Automated colour control on a waterless Koenig & Bauer (K&B) Cortina press seemed like future music for the time being. But K&B and Q.I. Press Controls (QIPC), together with Coldset Printing Partners, have started a project to integrate the IDS-3D system for automatic colour control in the already highly sophisticated press. During the K&B Cortina User Workshop on Wednesday 25 September, QIPC presented the revolutionary system and the first results at the Coldset Printing Partners printing facility in Paal-Beringen, Belgium.

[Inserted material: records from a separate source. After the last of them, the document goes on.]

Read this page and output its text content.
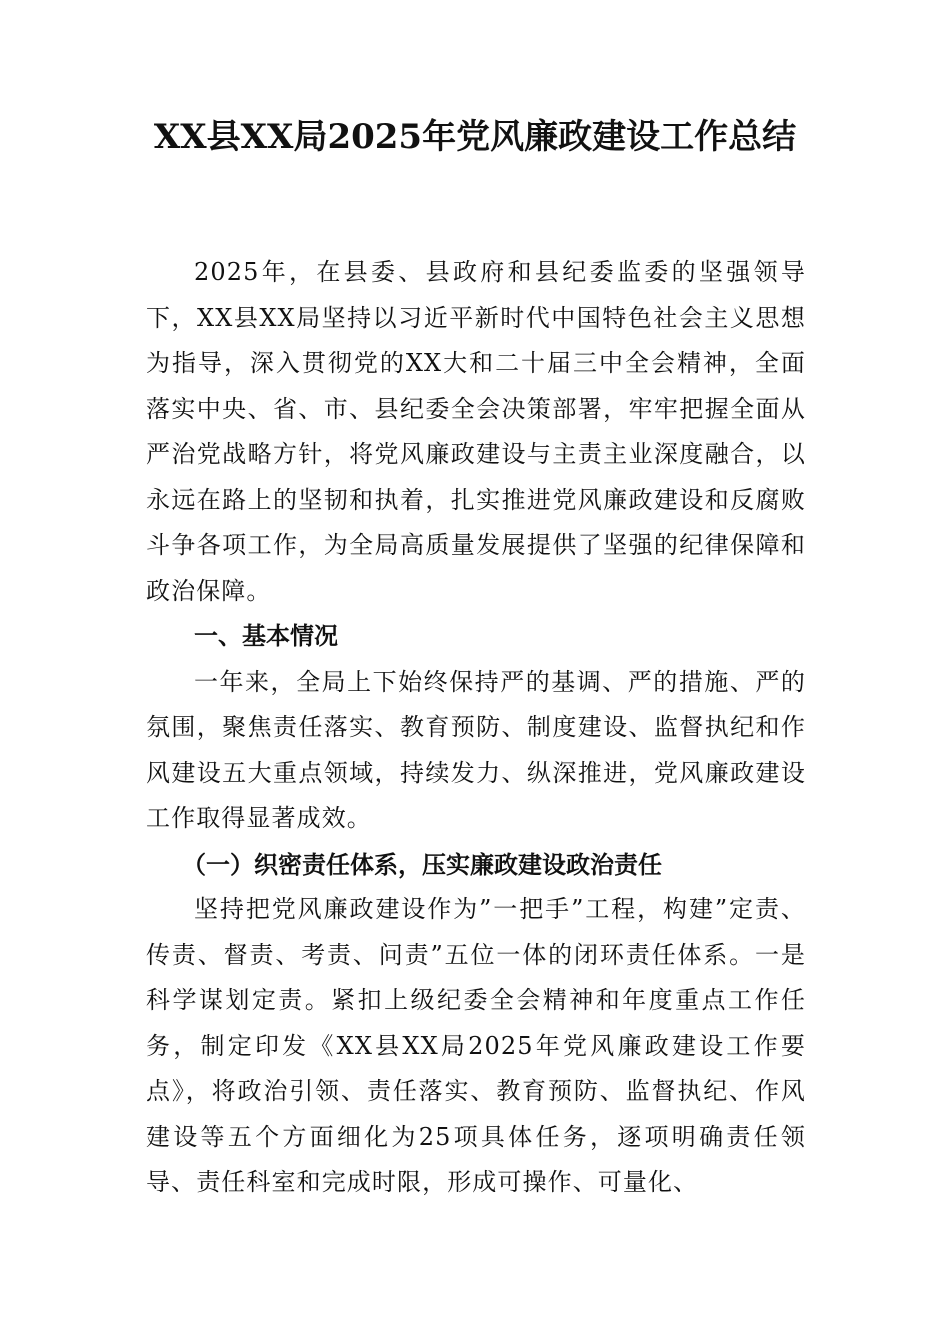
XX县XX局2025年党风廉政建设工作总结

2025年，在县委、县政府和县纪委监委的坚强领导下，XX县XX局坚持以习近平新时代中国特色社会主义思想为指导，深入贯彻党的XX大和二十届三中全会精神，全面落实中央、省、市、县纪委全会决策部署，牢牢把握全面从严治党战略方针，将党风廉政建设与主责主业深度融合，以永远在路上的坚韧和执着，扎实推进党风廉政建设和反腐败斗争各项工作，为全局高质量发展提供了坚强的纪律保障和政治保障。

一、基本情况

一年来，全局上下始终保持严的基调、严的措施、严的氛围，聚焦责任落实、教育预防、制度建设、监督执纪和作风建设五大重点领域，持续发力、纵深推进，党风廉政建设工作取得显著成效。

（一）织密责任体系，压实廉政建设政治责任

坚持把党风廉政建设作为”一把手”工程，构建”定责、传责、督责、考责、问责”五位一体的闭环责任体系。一是科学谋划定责。紧扣上级纪委全会精神和年度重点工作任务，制定印发《XX县XX局2025年党风廉政建设工作要点》，将政治引领、责任落实、教育预防、监督执纪、作风建设等五个方面细化为25项具体任务，逐项明确责任领导、责任科室和完成时限，形成可操作、可量化、
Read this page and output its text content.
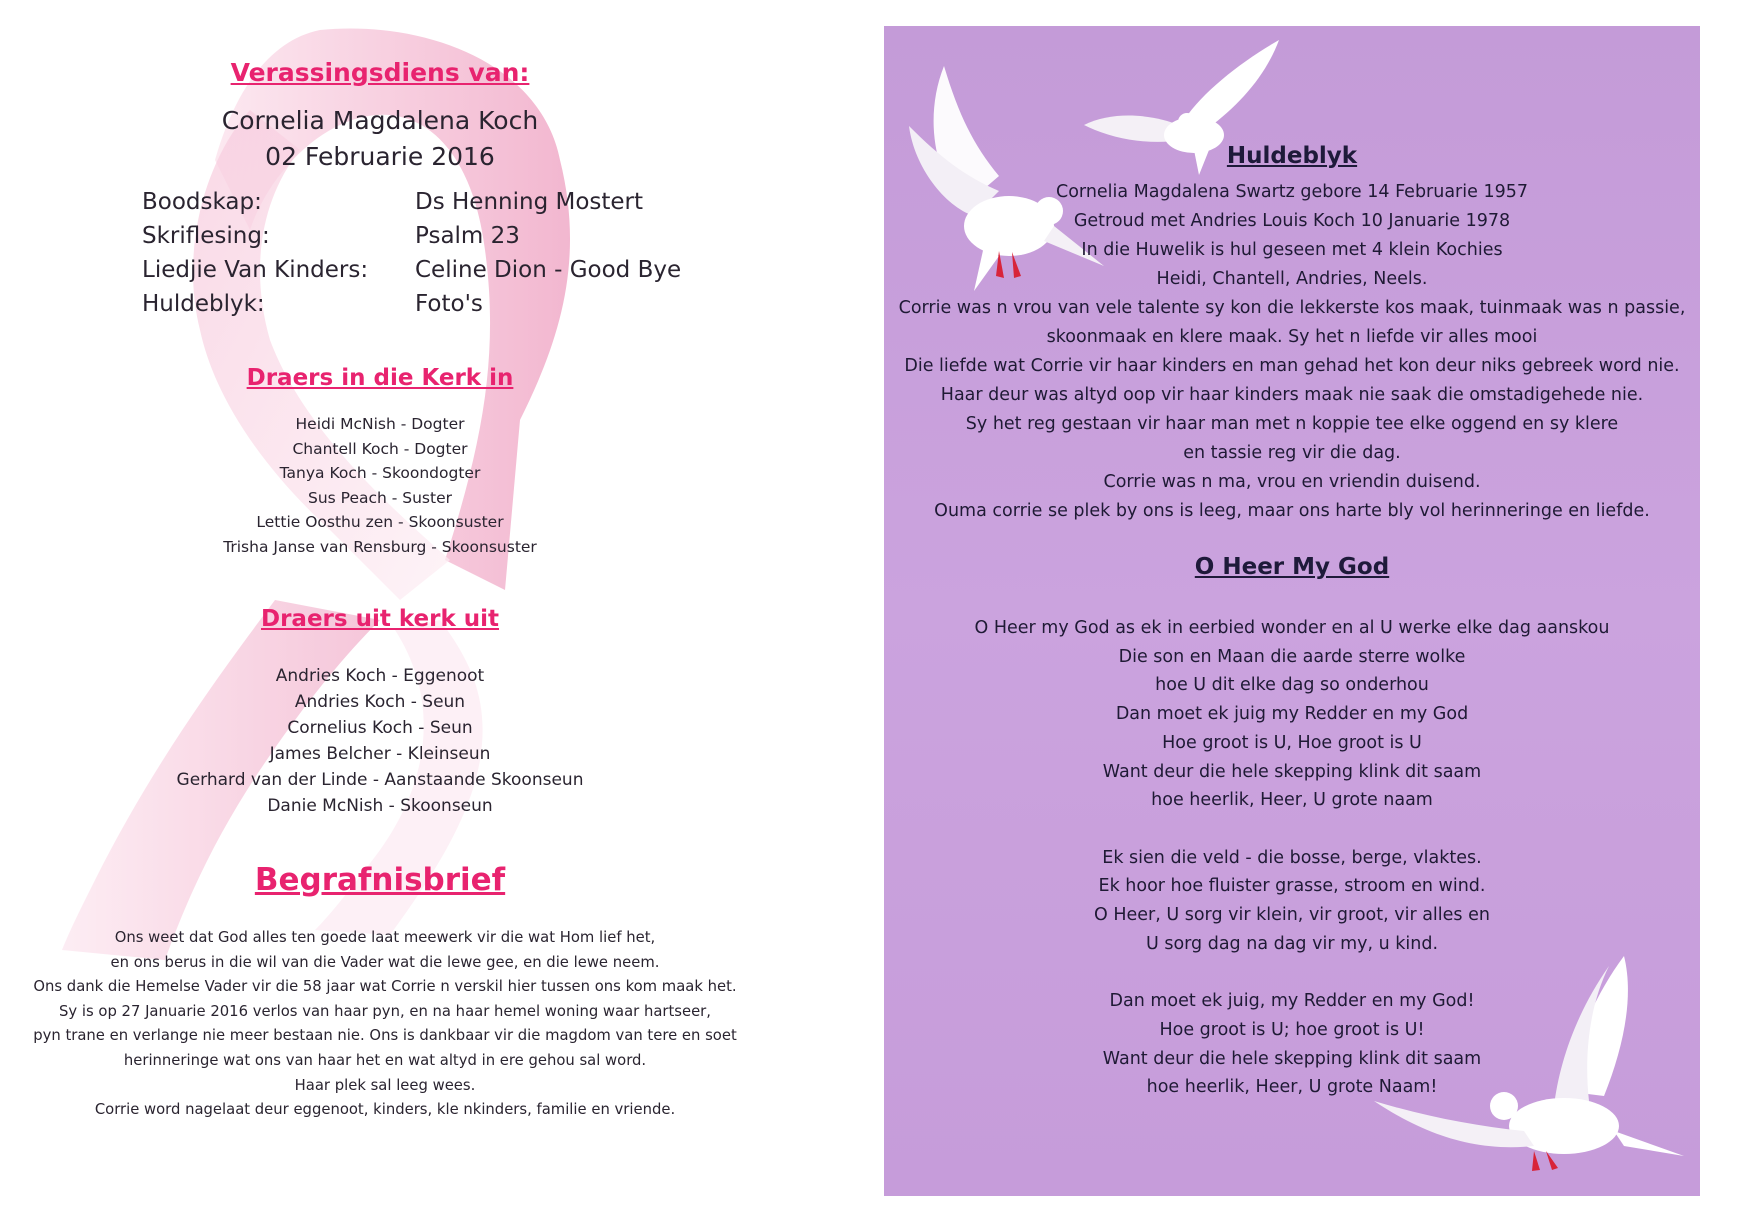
Verassingsdiens van:
Cornelia Magdalena Koch
02 Februarie 2016
Boodskap:	Ds Henning Mostert
Skriflesing:	Psalm 23
Liedjie Van Kinders:	Celine Dion - Good Bye
Huldeblyk:	Foto's
Draers in die Kerk in
Heidi McNish - Dogter
Chantell Koch - Dogter
Tanya Koch - Skoondogter
Sus Peach - Suster
Lettie Oosthu zen - Skoonsuster
Trisha Janse van Rensburg - Skoonsuster
Draers uit kerk uit
Andries Koch - Eggenoot
Andries Koch - Seun
Cornelius Koch - Seun
James Belcher - Kleinseun
Gerhard van der Linde - Aanstaande Skoonseun
Danie McNish - Skoonseun
Begrafnisbrief
Ons weet dat God alles ten goede laat meewerk vir die wat Hom lief het,
en ons berus in die wil van die Vader wat die lewe gee, en die lewe neem.
Ons dank die Hemelse Vader vir die 58 jaar wat Corrie n verskil hier tussen ons kom maak het.
Sy is op 27 Januarie 2016 verlos van haar pyn, en na haar hemel woning waar hartseer,
pyn trane en verlange nie meer bestaan nie. Ons is dankbaar vir die magdom van tere en soet
herinneringe wat ons van haar het en wat altyd in ere gehou sal word.
Haar plek sal leeg wees.
Corrie word nagelaat deur eggenoot, kinders, kle nkinders, familie en vriende.
Huldeblyk
Cornelia Magdalena Swartz gebore 14 Februarie 1957
Getroud met Andries Louis Koch 10 Januarie 1978
In die Huwelik is hul geseen met 4 klein Kochies
Heidi, Chantell, Andries, Neels.
Corrie was n vrou van vele talente sy kon die lekkerste kos maak, tuinmaak was n passie,
skoonmaak en klere maak. Sy het n liefde vir alles mooi
Die liefde wat Corrie vir haar kinders en man gehad het kon deur niks gebreek word nie.
Haar deur was altyd oop vir haar kinders maak nie saak die omstadigehede nie.
Sy het reg gestaan vir haar man met n koppie tee elke oggend en sy klere
en tassie reg vir die dag.
Corrie was n ma, vrou en vriendin duisend.
Ouma corrie se plek by ons is leeg, maar ons harte bly vol herinneringe en liefde.
O Heer My God

O Heer my God as ek in eerbied wonder en al U werke elke dag aanskou
Die son en Maan die aarde sterre wolke
hoe U dit elke dag so onderhou
Dan moet ek juig my Redder en my God
Hoe groot is U, Hoe groot is U
Want deur die hele skepping klink dit saam
hoe heerlik, Heer, U grote naam

Ek sien die veld - die bosse, berge, vlaktes.
Ek hoor hoe fluister grasse, stroom en wind.
O Heer, U sorg vir klein, vir groot, vir alles en
U sorg dag na dag vir my, u kind.

Dan moet ek juig, my Redder en my God!
Hoe groot is U; hoe groot is U!
Want deur die hele skepping klink dit saam
hoe heerlik, Heer, U grote Naam!
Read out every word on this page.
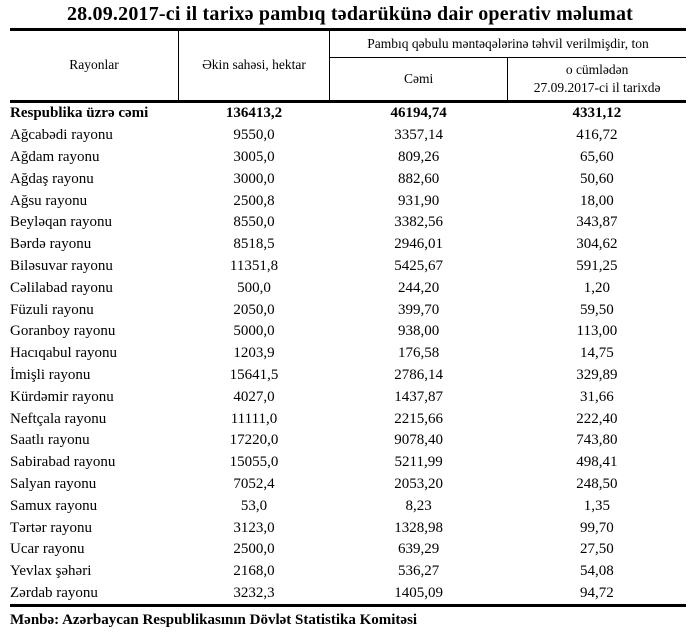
28.09.2017-ci il tarixə pambıq tədarükünə dair operativ məlumat
Rayonlar	Əkin sahəsi, hektar	Pambıq qəbulu məntəqələrinə təhvil verilmişdir, ton	
		Cəmi	o cümlədən
27.09.2017-ci il tarixdə
Respublika üzrə cəmi	136413,2	46194,74	4331,12
Ağcabədi rayonu	9550,0	3357,14	416,72
Ağdam rayonu	3005,0	809,26	65,60
Ağdaş rayonu	3000,0	882,60	50,60
Ağsu rayonu	2500,8	931,90	18,00
Beyləqan rayonu	8550,0	3382,56	343,87
Bərdə rayonu	8518,5	2946,01	304,62
Biləsuvar rayonu	11351,8	5425,67	591,25
Cəlilabad rayonu	500,0	244,20	1,20
Füzuli rayonu	2050,0	399,70	59,50
Goranboy rayonu	5000,0	938,00	113,00
Hacıqabul rayonu	1203,9	176,58	14,75
İmişli rayonu	15641,5	2786,14	329,89
Kürdəmir rayonu	4027,0	1437,87	31,66
Neftçala rayonu	11111,0	2215,66	222,40
Saatlı rayonu	17220,0	9078,40	743,80
Sabirabad rayonu	15055,0	5211,99	498,41
Salyan rayonu	7052,4	2053,20	248,50
Samux rayonu	53,0	8,23	1,35
Tərtər rayonu	3123,0	1328,98	99,70
Ucar rayonu	2500,0	639,29	27,50
Yevlax şəhəri	2168,0	536,27	54,08
Zərdab rayonu	3232,3	1405,09	94,72
Mənbə: Azərbaycan Respublikasının Dövlət Statistika Komitəsi
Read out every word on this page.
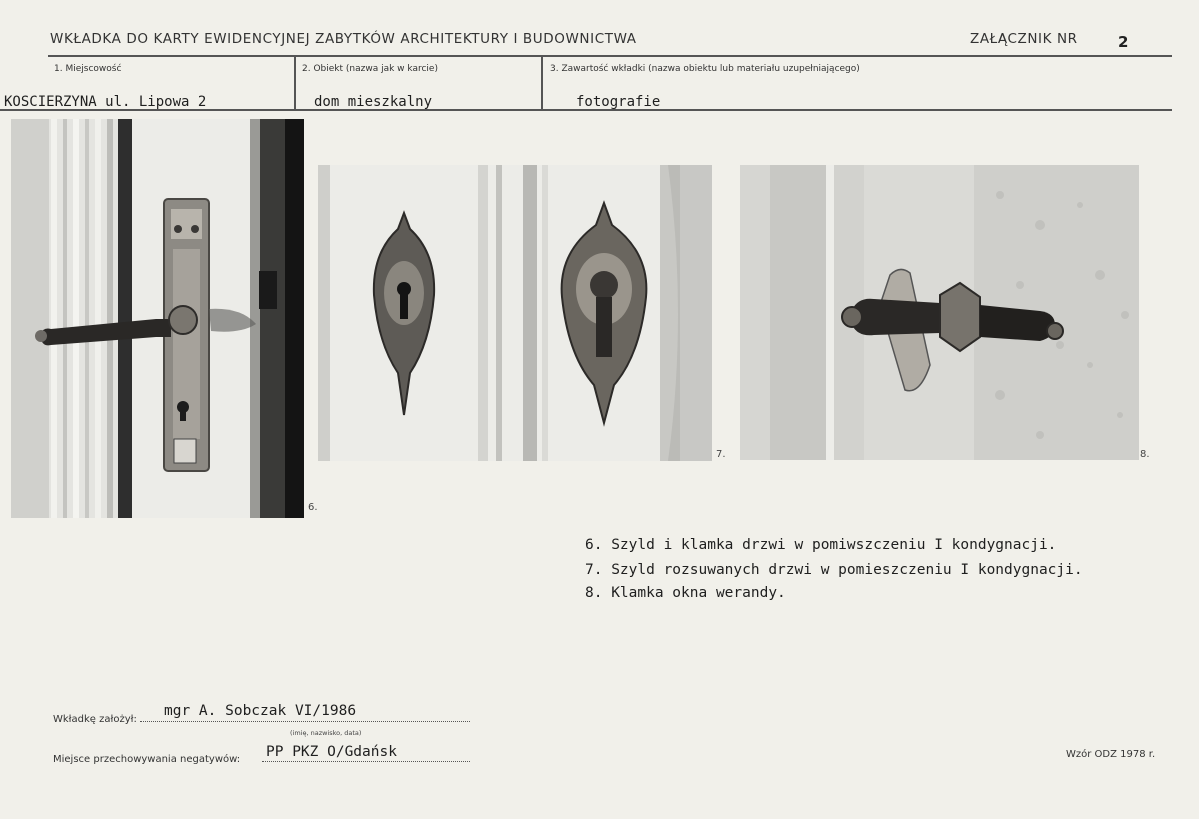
WKŁADKA DO KARTY EWIDENCYJNEJ ZABYTKÓW ARCHITEKTURY I BUDOWNICTWA	ZAŁĄCZNIK NR	2
1. Miejscowość	2. Obiekt (nazwa jak w karcie)	3. Zawartość wkładki (nazwa obiektu lub materiału uzupełniającego)
KOSCIERZYNA ul. Lipowa 2	dom mieszkalny	fotografie
6.
7.	8.
6. Szyld i klamka drzwi w pomiwszczeniu I kondygnacji.
7. Szyld rozsuwanych drzwi w pomieszczeniu I kondygnacji.
8. Klamka okna werandy.
Wkładkę założył:
mgr A. Sobczak VI/1986
(imię, nazwisko, data)
Miejsce przechowywania negatywów: PP PKZ O/Gdańsk	Wzór ODZ 1978 r.
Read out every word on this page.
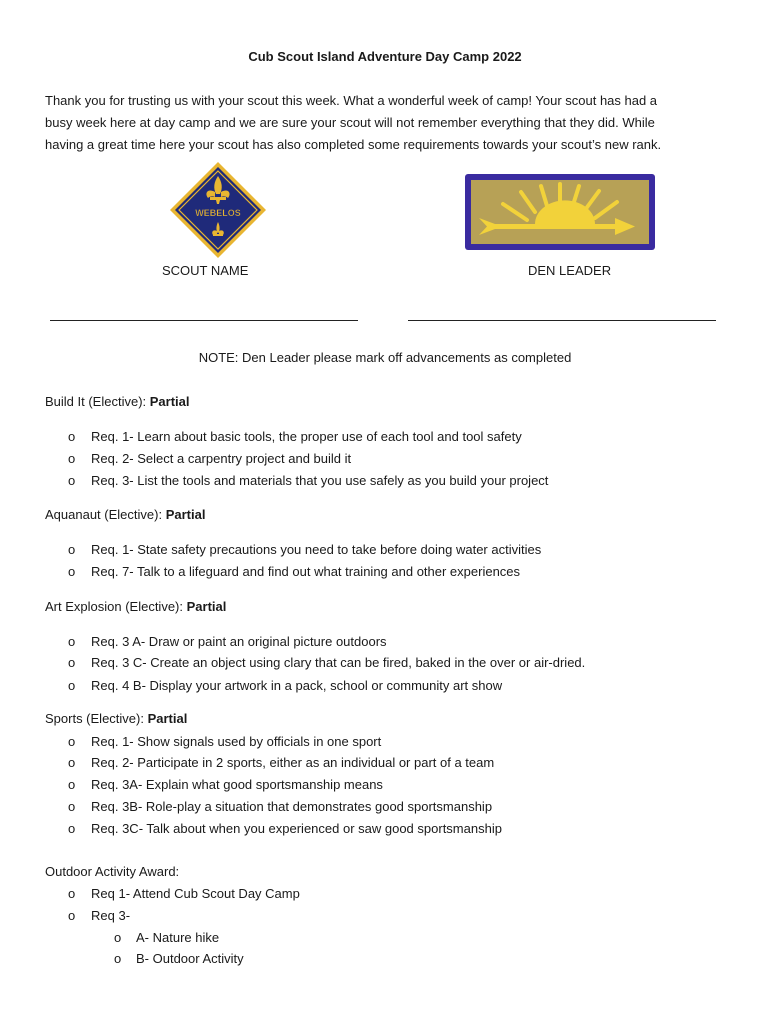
Cub Scout Island Adventure Day Camp 2022
Thank you for trusting us with your scout this week. What a wonderful week of camp! Your scout has had a
busy week here at day camp and we are sure your scout will not remember everything that they did. While
having a great time here your scout has also completed some requirements towards your scout’s new rank.
WEBELOS
SCOUT NAME	DEN LEADER
NOTE: Den Leader please mark off advancements as completed
Build It (Elective): Partial
o Req. 1- Learn about basic tools, the proper use of each tool and tool safety
o Req. 2- Select a carpentry project and build it
o Req. 3- List the tools and materials that you use safely as you build your project
Aquanaut (Elective): Partial
o Req. 1- State safety precautions you need to take before doing water activities
o Req. 7- Talk to a lifeguard and find out what training and other experiences
Art Explosion (Elective): Partial
o Req. 3 A- Draw or paint an original picture outdoors
o Req. 3 C- Create an object using clary that can be fired, baked in the over or air-dried.
o Req. 4 B- Display your artwork in a pack, school or community art show
Sports (Elective): Partial
o Req. 1- Show signals used by officials in one sport
o Req. 2- Participate in 2 sports, either as an individual or part of a team
o Req. 3A- Explain what good sportsmanship means
o Req. 3B- Role-play a situation that demonstrates good sportsmanship
o Req. 3C- Talk about when you experienced or saw good sportsmanship
Outdoor Activity Award:
o Req 1- Attend Cub Scout Day Camp
o Req 3-
o A- Nature hike
o B- Outdoor Activity
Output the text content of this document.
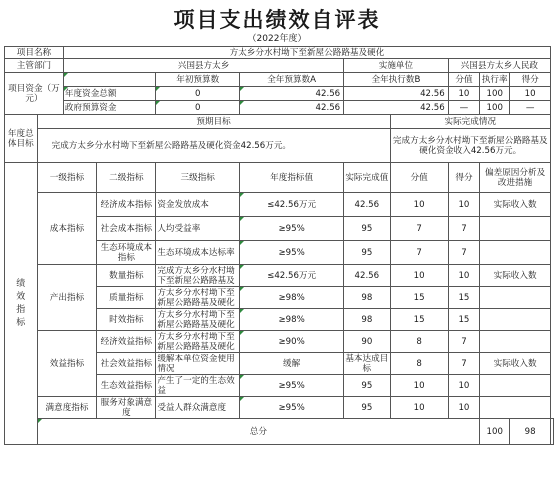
项目支出绩效自评表
（2022年度）
项目名称		方太乡分水村坳下至新屋公路路基及硬化									
主管部门		兴国县方太乡				实施单位		兴国县方太乡人民政			
项目资金（万元）				年初预算数	全年预算数A	全年执行数B		分值	执行率	得分	
		年度资金总额		0	42.56	42.56		10	100	10	
		政府预算资金		0	42.56	42.56		—	100	—	
年度总体目标	预期目标						实际完成情况				
	完成方太乡分水村坳下至新屋公路路基及硬化资金42.56万元。						完成方太乡分水村坳下至新屋公路路基及硬化资金收入42.56万元。				
绩效指标	一级指标		二级指标	三级指标	年度指标值	实际完成值	分值	得分	偏差原因分析及改进措施		
	成本指标		经济成本指标	资金发放成本	≤42.56万元	42.56	10	10	实际收入数		
			社会成本指标	人均受益率	≥95%	95	7	7			
			生态环境成本指标	生态环境成本达标率	≥95%	95	7	7			
	产出指标		数量指标	完成方太乡分水村坳下至新屋公路路基及	≤42.56万元	42.56	10	10	实际收入数		
			质量指标	方太乡分水村坳下至新屋公路路基及硬化	≥98%	98	15	15			
			时效指标	方太乡分水村坳下至新屋公路路基及硬化	≥98%	98	15	15			
	效益指标		经济效益指标	方太乡分水村坳下至新屋公路路基及硬化	≥90%	90	8	7			
			社会效益指标	缓解本单位资金使用情况	缓解	基本达成目标	8	7	实际收入数		
			生态效益指标	产生了一定的生态效益	≥95%	95	10	10			
	满意度指标		服务对象满意度	受益人群众满意度	≥95%	95	10	10			
	总分								100	98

Even higher degree of automation
"Just like an airplane pilot wants his plane to fly on autopilot as much as possible, we try to have our presses to print on autopilot as much as possible as well. Pascal Coenen, Head of Technical Services at Coldset Printing Partners discusses the justified question why someone would like the K&B Cortina, a press that is already highly automated, to work even more autonomously: "We want the level of automation to be as high as possible".
The printer as supervisor
This high degree of automation entails a number of advantages that are very important to Coldset Printing Partners. "The increased consistency in the printed matter is worth a lot to us," says Pascal Coenen. "Think, for example, of small colour differences in logos. This is highly undesirable, but more difficult to ensure without automatic colour control. In addition, we want to make the work of our printers as pleasant as possible; we really see them as supervisors of the system." Erwin van Rossem, Director of Global Sales & Marketing at QIPC, also notes that the error rate at the KBA Cortina press is smaller, especially because it is such a sophisticated machine. "The smallest changes in variables can have an impact on the printed product. You want to measure such a process as accurately as possible."
Adjusting, fine-tuning and adaption
During the K&B Cortina User Workshop, the system, which is currently being further optimised, was presented. The optimisation and integration project is progressing very well, says Pascal Coenen: "The cooperation between the three parties is a real showcase. It is clear that everyone is trying to bring this product onto the market in the best possible way. From the start, the discussions went well, a completely new interface was developed in a short period of time and the installation was completed within two weeks. Now it’s a matter of adjustment, fine-tuning and adaption."
Potential is there
The system is expected to be fully operational by the end of October or early November. "The attendees at our print facility have already been able to see the potential of the system," concludes Pascal Coenen. Erwin van Rossem adds: "I am confident that this development will trigger the enthusiasm of other Cortina users and convince them that automatic colour control does have an added value and maximizes the potential of the machine".